The following morning as muffled drums beat through the city of what now is Budapest, Gyorgy Dozsa was led into a throng filled square. A few of his loyal peasants were whipped into line behind him.
There, mounted on a roaring fire, was a huge iron chair which was to serve as Dozsa’s throne. Already the heavy iron glowed red hot. Dozsa was ordered to seat himself upon the improvised torture instrument. As the flesh of his buttocks and thighs began to sizzle and turn moist with blood blisters, a red hot sceptre was thrust into his hands.

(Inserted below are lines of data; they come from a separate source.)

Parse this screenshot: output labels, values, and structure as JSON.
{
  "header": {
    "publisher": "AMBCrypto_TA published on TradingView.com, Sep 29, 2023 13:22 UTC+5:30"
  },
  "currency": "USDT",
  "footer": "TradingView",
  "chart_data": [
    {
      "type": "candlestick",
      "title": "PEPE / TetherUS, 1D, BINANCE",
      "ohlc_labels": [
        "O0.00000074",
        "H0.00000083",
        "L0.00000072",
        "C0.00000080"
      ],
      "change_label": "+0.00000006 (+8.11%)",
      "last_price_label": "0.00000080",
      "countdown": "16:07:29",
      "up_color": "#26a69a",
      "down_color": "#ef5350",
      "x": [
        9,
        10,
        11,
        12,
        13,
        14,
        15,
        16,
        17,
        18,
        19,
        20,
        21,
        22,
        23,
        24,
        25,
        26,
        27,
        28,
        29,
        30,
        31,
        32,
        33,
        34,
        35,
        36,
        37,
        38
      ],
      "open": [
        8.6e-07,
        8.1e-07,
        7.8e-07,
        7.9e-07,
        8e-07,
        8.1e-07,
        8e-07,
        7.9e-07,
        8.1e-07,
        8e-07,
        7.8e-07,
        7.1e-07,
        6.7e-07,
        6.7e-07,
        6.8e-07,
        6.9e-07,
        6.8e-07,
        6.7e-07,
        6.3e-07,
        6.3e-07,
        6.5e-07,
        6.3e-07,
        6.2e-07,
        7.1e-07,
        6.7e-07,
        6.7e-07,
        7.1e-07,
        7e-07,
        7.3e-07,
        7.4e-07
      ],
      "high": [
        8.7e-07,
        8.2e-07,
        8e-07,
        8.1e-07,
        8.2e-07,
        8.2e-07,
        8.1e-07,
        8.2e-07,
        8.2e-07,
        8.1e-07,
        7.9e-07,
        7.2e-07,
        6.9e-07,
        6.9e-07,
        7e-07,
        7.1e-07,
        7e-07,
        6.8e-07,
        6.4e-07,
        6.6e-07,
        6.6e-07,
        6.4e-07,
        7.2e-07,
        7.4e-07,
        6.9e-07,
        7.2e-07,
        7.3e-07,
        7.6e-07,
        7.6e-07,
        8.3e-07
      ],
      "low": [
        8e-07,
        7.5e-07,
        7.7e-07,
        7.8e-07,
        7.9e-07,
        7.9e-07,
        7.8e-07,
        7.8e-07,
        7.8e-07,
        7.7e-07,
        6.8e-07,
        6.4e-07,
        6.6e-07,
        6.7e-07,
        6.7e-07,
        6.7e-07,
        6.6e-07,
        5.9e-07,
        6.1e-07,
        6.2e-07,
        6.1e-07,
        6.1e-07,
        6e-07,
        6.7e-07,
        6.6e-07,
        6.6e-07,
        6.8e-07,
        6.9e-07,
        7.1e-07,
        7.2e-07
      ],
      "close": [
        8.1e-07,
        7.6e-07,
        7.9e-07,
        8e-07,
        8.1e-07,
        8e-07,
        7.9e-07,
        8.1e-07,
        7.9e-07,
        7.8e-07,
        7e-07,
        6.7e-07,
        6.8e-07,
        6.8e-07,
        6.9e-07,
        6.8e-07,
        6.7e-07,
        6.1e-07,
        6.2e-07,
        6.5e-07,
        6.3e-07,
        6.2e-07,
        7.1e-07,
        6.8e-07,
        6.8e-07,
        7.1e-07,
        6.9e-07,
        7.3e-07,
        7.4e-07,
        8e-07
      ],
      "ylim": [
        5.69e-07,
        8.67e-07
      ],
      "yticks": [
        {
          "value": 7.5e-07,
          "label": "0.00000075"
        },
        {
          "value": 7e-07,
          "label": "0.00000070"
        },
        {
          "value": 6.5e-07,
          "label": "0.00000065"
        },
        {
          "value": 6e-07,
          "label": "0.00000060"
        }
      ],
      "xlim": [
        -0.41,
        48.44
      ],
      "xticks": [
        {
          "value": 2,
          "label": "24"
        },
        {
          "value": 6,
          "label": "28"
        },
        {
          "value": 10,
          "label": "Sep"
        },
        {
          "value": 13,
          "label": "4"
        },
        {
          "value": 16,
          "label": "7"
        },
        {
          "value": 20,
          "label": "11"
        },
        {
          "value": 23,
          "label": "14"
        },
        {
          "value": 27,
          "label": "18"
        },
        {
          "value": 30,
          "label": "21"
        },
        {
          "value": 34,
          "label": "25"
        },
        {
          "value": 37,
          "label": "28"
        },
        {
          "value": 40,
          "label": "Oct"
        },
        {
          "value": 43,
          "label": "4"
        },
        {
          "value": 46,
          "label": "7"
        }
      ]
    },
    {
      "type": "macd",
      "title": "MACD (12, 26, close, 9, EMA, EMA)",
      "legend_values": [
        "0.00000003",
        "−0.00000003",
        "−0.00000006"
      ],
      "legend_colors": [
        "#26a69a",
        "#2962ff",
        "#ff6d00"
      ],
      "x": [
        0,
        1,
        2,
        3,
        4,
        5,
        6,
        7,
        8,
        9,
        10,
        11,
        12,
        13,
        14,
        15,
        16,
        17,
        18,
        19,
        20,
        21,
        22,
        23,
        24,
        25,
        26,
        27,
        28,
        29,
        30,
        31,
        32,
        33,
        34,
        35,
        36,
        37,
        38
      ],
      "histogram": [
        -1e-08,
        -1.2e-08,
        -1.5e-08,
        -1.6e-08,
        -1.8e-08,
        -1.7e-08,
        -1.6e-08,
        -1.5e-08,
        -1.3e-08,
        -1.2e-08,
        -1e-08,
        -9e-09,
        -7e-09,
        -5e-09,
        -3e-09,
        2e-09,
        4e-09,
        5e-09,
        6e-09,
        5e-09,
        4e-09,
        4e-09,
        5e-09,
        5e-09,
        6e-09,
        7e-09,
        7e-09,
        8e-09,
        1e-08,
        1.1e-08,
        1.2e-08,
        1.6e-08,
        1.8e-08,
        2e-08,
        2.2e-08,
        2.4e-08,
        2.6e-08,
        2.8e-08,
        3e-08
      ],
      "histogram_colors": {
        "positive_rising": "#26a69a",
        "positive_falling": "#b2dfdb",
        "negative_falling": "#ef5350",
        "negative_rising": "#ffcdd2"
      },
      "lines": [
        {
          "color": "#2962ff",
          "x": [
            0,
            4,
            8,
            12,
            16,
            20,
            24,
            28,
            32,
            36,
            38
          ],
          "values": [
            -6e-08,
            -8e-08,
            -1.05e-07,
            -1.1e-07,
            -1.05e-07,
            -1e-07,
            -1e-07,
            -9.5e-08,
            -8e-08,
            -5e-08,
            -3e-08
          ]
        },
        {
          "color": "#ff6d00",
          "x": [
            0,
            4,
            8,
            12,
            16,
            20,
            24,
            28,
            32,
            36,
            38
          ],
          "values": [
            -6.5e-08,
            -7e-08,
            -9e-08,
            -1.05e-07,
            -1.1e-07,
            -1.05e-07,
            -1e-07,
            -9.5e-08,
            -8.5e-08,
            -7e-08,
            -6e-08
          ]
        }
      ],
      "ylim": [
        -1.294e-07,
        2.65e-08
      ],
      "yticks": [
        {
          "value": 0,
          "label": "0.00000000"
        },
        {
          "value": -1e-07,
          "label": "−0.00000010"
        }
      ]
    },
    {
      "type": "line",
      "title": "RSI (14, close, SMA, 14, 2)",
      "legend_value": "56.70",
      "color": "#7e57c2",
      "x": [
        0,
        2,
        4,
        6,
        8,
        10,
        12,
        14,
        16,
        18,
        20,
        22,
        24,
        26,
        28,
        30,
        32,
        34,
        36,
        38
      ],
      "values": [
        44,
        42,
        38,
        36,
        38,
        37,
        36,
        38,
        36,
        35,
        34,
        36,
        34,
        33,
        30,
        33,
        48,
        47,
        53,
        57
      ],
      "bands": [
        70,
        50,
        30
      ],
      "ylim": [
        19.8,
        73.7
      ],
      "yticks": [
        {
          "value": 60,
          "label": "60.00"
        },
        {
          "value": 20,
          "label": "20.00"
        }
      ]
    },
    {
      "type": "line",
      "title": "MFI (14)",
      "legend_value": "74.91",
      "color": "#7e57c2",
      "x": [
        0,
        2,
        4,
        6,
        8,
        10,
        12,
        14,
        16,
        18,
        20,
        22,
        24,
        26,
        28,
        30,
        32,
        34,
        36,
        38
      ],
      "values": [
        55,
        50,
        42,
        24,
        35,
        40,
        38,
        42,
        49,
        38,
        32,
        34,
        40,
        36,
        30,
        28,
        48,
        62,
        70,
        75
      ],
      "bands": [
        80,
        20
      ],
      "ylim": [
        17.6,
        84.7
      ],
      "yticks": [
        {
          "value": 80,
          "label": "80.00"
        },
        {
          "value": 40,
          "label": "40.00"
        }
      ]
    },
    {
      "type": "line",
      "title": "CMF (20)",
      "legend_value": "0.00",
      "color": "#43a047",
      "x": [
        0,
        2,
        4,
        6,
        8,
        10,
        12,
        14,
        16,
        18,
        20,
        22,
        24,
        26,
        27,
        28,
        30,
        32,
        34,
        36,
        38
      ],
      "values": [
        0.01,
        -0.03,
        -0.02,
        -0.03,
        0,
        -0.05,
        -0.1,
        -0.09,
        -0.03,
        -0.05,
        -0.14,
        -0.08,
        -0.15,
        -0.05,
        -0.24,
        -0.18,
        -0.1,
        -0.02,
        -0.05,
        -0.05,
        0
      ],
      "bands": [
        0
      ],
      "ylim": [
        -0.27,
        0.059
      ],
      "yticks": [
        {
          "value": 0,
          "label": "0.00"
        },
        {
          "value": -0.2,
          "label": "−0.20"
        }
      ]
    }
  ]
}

To carry out the mock coronation to its ultimate of horror, a metal band which had been fashioned into a crown and heated white hot was forced down over his head.
The gruesome repast consisted of strips of Dozsa’s living flesh which were hacked off his body and presented to be eaten by his budos parazsts moments before they too were consigned to a waiting bonfire.
In tribute to the wild bravery of the renegade nobleman it must be said that he suffered his fate without so much as one outcry or plea for mercy.
Thus ended the peasant revolt of 1514. Thus ended the career of the wild Hun, Gyorgy Dozsa who had fashioned himself after his barbaric ancestors. Thus ended a year when 70,000 magnate and peasant women had died in shrieking agony, the victims of a war they never understood. It was a war without heroes, a war without chivalry, a war without mercy. In a way it typified all war.